Жених ходил к нам каждый вечер. Приходя, он подходил к ручке своей невесты, садился в угол, на вопросы отвечал отрывисто, а сам никогда не решался их делать, выпивал два стакана чаю с ромом, вставал, подходил снова к ручке своей невесты и уходил домой...

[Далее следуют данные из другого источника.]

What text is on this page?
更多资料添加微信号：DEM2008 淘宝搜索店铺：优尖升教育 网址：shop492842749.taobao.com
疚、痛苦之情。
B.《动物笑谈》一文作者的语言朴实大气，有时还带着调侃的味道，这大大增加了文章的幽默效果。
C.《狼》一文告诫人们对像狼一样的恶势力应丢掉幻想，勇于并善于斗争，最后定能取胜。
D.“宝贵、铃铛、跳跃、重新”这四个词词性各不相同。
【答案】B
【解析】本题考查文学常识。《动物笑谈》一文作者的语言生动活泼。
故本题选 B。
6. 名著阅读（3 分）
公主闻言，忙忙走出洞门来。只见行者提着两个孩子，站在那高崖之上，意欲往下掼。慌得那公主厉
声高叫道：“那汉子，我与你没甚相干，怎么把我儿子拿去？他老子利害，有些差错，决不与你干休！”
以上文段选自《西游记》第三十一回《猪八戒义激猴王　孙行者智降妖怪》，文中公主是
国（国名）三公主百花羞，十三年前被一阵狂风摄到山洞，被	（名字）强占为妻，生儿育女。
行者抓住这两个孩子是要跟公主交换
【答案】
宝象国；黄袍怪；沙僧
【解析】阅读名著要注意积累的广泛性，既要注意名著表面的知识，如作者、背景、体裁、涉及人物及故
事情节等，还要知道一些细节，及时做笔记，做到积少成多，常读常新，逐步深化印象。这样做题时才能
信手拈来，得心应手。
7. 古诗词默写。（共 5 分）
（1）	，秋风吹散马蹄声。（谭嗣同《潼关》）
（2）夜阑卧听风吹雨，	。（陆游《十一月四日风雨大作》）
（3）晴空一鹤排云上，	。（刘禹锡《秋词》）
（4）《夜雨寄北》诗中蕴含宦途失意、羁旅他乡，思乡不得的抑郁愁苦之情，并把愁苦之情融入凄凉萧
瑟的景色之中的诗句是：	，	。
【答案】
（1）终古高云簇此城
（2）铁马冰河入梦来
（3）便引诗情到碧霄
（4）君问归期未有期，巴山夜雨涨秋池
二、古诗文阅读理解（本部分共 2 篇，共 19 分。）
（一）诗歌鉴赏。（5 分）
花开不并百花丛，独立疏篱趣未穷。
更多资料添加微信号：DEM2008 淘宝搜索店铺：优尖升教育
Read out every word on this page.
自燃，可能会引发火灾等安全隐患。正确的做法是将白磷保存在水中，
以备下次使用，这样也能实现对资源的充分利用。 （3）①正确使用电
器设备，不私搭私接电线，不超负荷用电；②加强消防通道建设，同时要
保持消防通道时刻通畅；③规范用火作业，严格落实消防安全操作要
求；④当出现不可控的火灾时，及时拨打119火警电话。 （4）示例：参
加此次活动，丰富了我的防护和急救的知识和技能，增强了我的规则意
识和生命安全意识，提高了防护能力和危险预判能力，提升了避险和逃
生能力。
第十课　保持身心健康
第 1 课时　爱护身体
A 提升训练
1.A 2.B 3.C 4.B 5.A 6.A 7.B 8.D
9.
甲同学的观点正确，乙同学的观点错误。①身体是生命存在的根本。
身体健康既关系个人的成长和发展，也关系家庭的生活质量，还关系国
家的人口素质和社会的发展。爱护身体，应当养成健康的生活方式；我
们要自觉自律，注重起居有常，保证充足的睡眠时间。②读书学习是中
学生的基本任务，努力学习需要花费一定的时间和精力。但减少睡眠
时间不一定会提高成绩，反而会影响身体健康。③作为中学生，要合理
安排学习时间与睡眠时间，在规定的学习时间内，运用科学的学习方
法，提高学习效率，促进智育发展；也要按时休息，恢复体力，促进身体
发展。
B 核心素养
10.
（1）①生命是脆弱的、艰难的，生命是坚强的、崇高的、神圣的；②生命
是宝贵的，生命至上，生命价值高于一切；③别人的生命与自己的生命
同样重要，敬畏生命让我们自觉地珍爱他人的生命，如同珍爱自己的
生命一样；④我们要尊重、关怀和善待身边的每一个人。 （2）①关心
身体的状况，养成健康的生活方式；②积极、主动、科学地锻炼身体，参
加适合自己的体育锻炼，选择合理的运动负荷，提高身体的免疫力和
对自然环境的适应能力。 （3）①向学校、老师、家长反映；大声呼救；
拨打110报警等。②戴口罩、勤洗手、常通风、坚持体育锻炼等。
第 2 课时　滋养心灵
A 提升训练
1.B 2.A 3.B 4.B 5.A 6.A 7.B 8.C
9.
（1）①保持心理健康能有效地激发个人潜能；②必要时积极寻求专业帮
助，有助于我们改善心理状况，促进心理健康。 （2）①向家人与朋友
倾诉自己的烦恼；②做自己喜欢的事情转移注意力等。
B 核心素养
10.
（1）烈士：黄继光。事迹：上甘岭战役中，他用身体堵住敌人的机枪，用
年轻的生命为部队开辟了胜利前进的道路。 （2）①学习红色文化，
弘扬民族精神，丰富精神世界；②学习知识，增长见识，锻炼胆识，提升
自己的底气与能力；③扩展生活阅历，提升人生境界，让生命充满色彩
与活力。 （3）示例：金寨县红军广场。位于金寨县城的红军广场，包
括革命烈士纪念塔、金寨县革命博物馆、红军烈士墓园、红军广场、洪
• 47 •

Раз он явился краснее обыкновенного, еще сильней улыбался, смотрел на свою невесту как-то странно, и даже, к общему удивлению, сделал два вопроса; кажется, один состоял в том, нельзя ли дать ему рому без чаю? Насидевшись в углу, он встал и неровными шагами подошел к невесте, которая, думая, что он идет проститься, по обыкновению протянула ему руку... но он вместо руки чмок ее в губы; удивленная невеста отшатнулась, а жених, потеряв баланс, наткнулся на стоявшую вблизи гувернантку... Она с визгом отскочила, и жених растянулся на полу. Мы сбежались на пронзительный визг гувернантки; она стояла в углу и, закрыв руками лицо, кричала:
-- Ах, ma chère, он меня хочет целовать!
Жених встал, улыбнулся, поклонился и вышел из комнаты. Взбешенные тетушки накинулись на гувернантку, посмевшую предполагать такое постыдное намерение в женихе. Особенно закричала Степанида Петровна, но гувернантка посмотрела на нее с таким оскорбительным изумлением, что она тотчас прикусила язык, злобно взглянув на сестру, а гувернантка сказала невесте:
-- Ma chère, извольте сказать своему жениху, чтоб он не забывался и держал себя приличней с благородной девушкой!..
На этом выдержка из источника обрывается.